Thirty-eight laboratories of the EU Member States, representing government, manufacturers of personal samplers, industrial and university laboratories have participated in a quality assurance scheme which allows to evaluate errors associated with both the sampling and analytical step of personal sampling methods. State-of-the-art bias, within and between laboratory coefficients of variation for pumped and diffusive methods currently applied are discussed. The data enable verification of compliance of the method-laboratory combinations with EN 482 and quantification of errors, in specific related to the sampling step. The merits of the project regarding improved procedures and results are discussed in detail.

Sampling intercomparisons for aldehydes in simulated workplace air.
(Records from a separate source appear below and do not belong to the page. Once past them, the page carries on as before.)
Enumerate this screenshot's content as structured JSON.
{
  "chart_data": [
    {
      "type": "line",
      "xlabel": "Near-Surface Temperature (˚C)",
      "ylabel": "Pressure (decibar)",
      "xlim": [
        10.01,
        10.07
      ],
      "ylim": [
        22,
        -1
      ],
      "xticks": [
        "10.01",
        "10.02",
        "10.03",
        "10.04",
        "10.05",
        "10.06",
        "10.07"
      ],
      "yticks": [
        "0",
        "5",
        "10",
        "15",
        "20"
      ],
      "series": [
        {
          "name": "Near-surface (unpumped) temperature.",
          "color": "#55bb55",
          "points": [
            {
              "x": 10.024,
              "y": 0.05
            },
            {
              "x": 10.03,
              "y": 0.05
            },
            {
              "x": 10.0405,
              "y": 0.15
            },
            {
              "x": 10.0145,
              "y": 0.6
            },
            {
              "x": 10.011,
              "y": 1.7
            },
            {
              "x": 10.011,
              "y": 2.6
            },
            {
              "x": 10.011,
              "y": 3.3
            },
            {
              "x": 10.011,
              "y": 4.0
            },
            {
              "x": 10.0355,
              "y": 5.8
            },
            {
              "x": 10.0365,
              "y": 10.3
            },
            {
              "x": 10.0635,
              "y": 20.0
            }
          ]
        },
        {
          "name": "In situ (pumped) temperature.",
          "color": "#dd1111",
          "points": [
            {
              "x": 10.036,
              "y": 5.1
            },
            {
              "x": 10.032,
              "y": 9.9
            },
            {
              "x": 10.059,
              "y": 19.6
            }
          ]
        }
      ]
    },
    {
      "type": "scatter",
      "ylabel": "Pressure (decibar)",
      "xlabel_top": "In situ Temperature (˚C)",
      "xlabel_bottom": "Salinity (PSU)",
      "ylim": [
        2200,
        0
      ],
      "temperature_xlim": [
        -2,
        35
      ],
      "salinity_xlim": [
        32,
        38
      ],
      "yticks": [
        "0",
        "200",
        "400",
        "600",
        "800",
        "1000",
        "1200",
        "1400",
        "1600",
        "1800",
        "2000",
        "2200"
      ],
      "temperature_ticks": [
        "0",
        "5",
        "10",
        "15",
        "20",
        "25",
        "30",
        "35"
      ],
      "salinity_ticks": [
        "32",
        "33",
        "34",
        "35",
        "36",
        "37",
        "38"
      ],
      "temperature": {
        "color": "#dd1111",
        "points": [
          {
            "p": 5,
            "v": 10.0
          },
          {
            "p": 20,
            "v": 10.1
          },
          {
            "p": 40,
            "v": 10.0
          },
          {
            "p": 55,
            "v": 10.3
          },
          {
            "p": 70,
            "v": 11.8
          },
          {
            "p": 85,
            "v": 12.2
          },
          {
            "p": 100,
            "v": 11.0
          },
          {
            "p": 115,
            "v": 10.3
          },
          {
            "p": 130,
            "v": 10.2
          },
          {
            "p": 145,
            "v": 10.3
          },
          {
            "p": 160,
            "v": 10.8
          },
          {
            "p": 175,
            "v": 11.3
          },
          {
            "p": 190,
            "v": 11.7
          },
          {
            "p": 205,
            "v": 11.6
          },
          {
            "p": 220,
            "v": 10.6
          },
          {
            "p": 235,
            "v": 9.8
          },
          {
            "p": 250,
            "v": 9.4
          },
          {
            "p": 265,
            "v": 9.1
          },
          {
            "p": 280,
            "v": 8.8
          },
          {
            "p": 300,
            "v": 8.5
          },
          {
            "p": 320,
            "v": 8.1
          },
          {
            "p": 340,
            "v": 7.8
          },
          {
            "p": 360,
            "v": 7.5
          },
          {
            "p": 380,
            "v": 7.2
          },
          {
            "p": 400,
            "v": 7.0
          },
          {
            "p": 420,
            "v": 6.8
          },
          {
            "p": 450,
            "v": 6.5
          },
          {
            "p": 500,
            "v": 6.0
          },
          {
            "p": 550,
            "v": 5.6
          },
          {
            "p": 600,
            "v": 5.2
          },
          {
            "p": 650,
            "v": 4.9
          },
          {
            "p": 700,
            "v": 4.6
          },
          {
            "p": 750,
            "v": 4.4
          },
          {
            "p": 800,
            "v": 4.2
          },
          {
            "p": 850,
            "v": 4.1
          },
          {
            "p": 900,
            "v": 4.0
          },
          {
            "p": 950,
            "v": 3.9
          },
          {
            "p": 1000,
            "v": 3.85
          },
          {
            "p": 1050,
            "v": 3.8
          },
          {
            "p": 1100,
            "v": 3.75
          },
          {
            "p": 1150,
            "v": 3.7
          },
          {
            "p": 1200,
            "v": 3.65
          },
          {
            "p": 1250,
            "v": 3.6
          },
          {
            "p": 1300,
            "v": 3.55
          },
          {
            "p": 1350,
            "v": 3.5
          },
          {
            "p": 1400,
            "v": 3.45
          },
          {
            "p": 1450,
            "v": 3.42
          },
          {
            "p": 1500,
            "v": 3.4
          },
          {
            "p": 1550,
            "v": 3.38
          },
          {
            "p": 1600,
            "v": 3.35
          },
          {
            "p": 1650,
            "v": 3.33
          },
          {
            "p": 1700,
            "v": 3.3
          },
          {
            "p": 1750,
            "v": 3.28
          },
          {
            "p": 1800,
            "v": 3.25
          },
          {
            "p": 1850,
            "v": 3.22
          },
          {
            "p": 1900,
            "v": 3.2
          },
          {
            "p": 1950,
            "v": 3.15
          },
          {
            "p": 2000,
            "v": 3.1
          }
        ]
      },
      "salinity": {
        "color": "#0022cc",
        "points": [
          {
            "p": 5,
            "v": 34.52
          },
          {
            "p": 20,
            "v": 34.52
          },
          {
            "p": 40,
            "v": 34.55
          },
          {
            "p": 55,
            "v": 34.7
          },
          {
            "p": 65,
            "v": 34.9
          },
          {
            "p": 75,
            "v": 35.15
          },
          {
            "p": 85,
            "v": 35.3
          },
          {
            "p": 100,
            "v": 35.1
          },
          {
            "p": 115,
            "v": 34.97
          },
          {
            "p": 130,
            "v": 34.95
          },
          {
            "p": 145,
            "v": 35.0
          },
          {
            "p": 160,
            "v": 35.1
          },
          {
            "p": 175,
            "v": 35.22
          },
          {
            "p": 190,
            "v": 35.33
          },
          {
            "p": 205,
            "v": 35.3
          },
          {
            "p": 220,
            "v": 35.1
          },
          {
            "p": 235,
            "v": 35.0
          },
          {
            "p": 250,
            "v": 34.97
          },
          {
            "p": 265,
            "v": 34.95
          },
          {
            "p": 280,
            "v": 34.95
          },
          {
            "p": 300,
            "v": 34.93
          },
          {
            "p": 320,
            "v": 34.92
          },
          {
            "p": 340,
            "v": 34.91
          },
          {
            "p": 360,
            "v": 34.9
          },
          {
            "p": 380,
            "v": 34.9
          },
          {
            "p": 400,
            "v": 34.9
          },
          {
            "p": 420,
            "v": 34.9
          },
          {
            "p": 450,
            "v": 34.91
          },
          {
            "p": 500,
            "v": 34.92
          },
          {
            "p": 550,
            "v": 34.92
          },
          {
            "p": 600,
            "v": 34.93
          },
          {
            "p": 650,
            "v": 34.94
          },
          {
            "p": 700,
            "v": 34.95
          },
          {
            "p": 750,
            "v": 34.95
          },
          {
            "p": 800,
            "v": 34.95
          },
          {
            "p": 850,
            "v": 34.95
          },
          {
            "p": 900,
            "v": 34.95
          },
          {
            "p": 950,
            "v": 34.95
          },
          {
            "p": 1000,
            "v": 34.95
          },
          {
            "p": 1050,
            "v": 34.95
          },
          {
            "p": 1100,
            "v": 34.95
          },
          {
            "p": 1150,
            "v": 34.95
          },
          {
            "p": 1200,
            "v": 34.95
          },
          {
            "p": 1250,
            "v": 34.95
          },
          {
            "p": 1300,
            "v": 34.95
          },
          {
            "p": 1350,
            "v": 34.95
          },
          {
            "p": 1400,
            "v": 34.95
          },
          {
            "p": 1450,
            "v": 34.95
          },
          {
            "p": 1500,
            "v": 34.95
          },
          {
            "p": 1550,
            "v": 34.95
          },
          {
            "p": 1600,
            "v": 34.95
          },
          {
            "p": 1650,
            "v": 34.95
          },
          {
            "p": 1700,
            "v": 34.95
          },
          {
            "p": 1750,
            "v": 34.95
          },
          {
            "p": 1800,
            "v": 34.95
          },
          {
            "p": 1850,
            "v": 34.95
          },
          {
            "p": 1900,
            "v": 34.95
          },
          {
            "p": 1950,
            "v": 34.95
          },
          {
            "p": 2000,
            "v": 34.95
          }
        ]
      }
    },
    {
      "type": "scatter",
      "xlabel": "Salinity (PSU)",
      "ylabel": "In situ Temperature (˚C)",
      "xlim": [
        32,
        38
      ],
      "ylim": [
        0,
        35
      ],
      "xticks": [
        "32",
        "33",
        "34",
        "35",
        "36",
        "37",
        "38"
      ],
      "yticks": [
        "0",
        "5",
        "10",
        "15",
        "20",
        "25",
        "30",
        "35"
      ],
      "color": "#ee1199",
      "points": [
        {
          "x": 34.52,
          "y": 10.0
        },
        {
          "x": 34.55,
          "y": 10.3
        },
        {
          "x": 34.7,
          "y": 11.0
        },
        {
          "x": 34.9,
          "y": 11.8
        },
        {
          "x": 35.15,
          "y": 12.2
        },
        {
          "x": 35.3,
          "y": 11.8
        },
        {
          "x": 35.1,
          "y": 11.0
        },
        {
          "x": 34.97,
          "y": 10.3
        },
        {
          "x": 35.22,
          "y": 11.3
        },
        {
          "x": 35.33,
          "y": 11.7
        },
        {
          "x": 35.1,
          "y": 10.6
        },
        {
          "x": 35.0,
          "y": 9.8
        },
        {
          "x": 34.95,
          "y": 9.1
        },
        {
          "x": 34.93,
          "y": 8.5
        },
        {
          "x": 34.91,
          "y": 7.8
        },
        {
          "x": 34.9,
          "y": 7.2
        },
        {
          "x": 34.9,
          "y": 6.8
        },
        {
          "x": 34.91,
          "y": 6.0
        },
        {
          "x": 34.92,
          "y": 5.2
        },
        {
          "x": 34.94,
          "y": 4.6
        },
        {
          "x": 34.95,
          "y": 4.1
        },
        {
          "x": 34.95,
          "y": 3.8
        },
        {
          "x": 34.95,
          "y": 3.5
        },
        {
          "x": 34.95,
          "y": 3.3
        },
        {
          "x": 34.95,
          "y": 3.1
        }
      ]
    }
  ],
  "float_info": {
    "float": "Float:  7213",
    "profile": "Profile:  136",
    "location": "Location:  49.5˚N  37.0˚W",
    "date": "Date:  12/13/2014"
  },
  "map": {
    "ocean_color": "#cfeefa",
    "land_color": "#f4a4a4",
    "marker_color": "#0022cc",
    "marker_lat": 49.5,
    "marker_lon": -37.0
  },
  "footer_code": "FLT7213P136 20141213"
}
Thirty one laboratories of various EU Member States have participated in two interlaboratory comparisons in order to assess errors of personal sampling methods associated with both the sampling and the analytical steps. In contrast to conventional quality control schemes, this project particularly focuses attention on the sampling and identification step; it is executed by means of sampling exercises and has included discussions on potential sources of error. In a sampling exercise, participants come to a central facility and perform measurements on synthetic workplace air in a laboratory installation. Concentration levels of formaldehyde, acrolein, glutaraldehyde and acetaldehyde between 0.1 and 2 times the limit value for workplace air were prepared at various humidity levels and with acetone, occasionally, as interferent. Sampling times varied from 1-4 h. The related analytical work is performed at the analyst's own laboratory. The intention is for each participant to determine the observed value of the delivered standard atmosphere using the sampling method of his own choice. Trueness (bias), precision and relative overall uncertainty of each method-laboratory combination is calculated and verified towards compliance with EN 482, which outlines minimum performance criteria. The first challenge involved the precise gas phase generation of the selected analytes in high air flows (up to 300 1 min-1) and calculating the true value only by direct reference to primary standards. This was accomplished by modifying the capillary dosage injection technique so that reactive compounds, like low molecular mass aldehydes, could be dosed with the same accuracy and precision as unreactive solvents. A permeation tube with high emission rate was developed for formaldehyde. Up to ten different sampling techniques were evaluated. The measurement methods used by the majority of the participants were based on pumped sampling on silica cartridges (or tubes) and glass fiber filters, coated with 2,4-dinitrophenylhydrazine. It was observed that for formaldehyde, and in some cases for acetaldehyde and glutaraldehyde, the majority of the method-laboratory combinations complied with an overall uncertainty of 30%. The results for acrolein, however, indicated a systematic negative bias, often larger than minus 50% of the true value, caused by the decomposition of the acrolein DNPH derivative in the presence of excess acid and excess DNPH.